Off the Top of My Head: Oilers special teams, Steve Staios off to Ottawa, and Dave Tippett is back in Seattle

Photo credit:© Nick Turchiaro-USA TODAY Sports
Robin Brownlee
7 months ago
Anybody paying any attention at all knows scoring goals hasn’t been the Edmonton Oilers’ problem in recent seasons, preventing them is what’s led to them coming up short in pursuit of winning a Stanley Cup. We’ve seen it time and again.
So, when Jay Woodcroft talked about emphasizing improved defensive play to start the season during his media availability Thursday, a lot of ears perked up. Of course, history tells us talk is cheap, especially when you’re playing games against partial NHL rosters in pre-season. Still, I’m guessing a lot of people watching this team would like to see how an approach like that would look when the Oilers get back to playing for points.
“We want to be a great defending team, but I wouldn’t even use the word ‘defending.’ I’d use checking,” Woodcroft said. “I want us to be a great checking team. I think the best place you can check is in the offensive zone. We spend a lot of time talking about being good in that area, so you don’t have to worry about defending in your own area, in your own zone.”

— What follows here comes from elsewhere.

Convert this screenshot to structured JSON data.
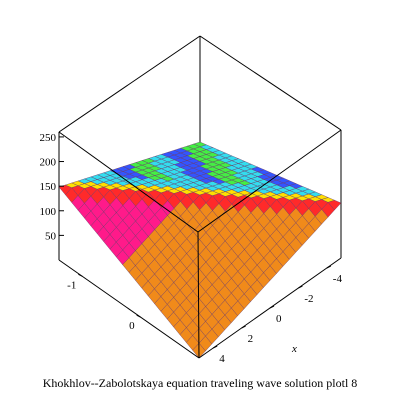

May 14, 2023; Edmonton, Alberta, CAN; Vegas Golden Knights right wing Jonathan Marchessault (81) shoots the puck as Edmonton Oilers goaltender Stuart Skinner (74) defenseman Darnell Nurse (25) attempt to block during the second period in game six of the second round of the 2023 Stanley Cup Playoffs at Rogers Place. Mandatory Credit: Walter Tychnowicz-USA TODAY Sports
The Oilers scored 325 goals to lead the NHL last season, but they were 17th in goals allowed at 260. In 2021-22, they were seventh in goals-for at 290 and 16th with 262 goals-against. Simply put, being middle-of-the-pack in goals-against dulls much of the edge Connor McDavid, Leon Draisaitl, and the Oilers’ even-strength attack and prolific power play provide.
“We do know how to defend, but I think that the mindset was ingrained in our team from our opening meeting and training camp,” Woodcroft said. “A good portion of practices through this first week of training camp have been dedicated towards that. In the end, the coaches are making it important, the players are making it important.”
There are no negatives to being historically good on the PP or in turning McDavid and Draisaitl loose at even strength, but the Oilers can’t leave Stuart Skinner and Jack Campbell holding the bag as the only line of defence. Hang fire when it’s time to hang fire, but clean things up when the other team has the puck. Not to overlook it, getting the Oilers’ mediocre penalty killing sorted is part of trimming those goals against.


Steve Staios leaving his role as a senior adviser with the Oilers to join the Ottawa Senators as president of hockey operations isn’t a surprise. It’s simply another example of how relationships, who you know, and familiarity matter in the hockey business. Staios will work alongside general manager Pierre Dorion.
Ottawa majority owner Michael Andlauer and Staios go way back so a reunion was a matter of time. Staios was GM of Andlauer’s OHL Hamilton Bulldogs from 2016-22 before joining the Oilers, with whom he played 573 of his 1,001 NHL games. The Bulldogs won OHL titles in 2018 and 2022 with Staios running the show, so the boss is sold on him.
Here in Edmonton, what remains to be seen is what changes will be forthcoming in Oilers hockey ops now that Jeff Jackson is calling the shots as CEO of hockey operations. What happens with GM Ken Holland when his contract ends after this season? What about assistant GMs Keith Gretzky, Bill Scott, and Brad Holland?
Will Jackson make significant changes in the front office with the team in win-now mode on the ice? Does he need to? Maybe Staios leaving creates an opening for Sam Gagner.


Oct 1, 2021; Everett, Washington, USA; Edmonton Oilers head coach Dave Tippett watches play against the Seattle Kraken during the third period at Angel of the Winds Arena. Mandatory Credit: Joe Nicholson-USA TODAY Sports
So, after a detour of three seasons that brought Dave Tippett to Edmonton to coach the Oilers in May 2019, he’s in Seattle for an encore with the Kraken, this time as a coaching advisor.
Tippett left the Kraken after a year as a senior adviser – he helped Seattle set up everything from its training facility to coming up with the team’s name — to join the Oilers because he saw a chance to win a Stanley Cup. No cigar. After putting together a 95-62-14 record (.596) over the course of 171 games, Tippett was out in February 2022 in favor of Woodcroft.
With this move, you can make an argument that Tippett, now 62, still has a chance to win a Cup, but it’ll be in the Emerald City not here in Edmonton. Good luck to him.


“Frankly, I was a little nervous. I put a lot of work in this summer and wanted to do well, and I was just really excited to go out and have a good performance and just keep building on the things I’ve been working so hard on.” – Campbell after a 34-save outing in a 2-1 win over Calgary Friday in his first pre-season game.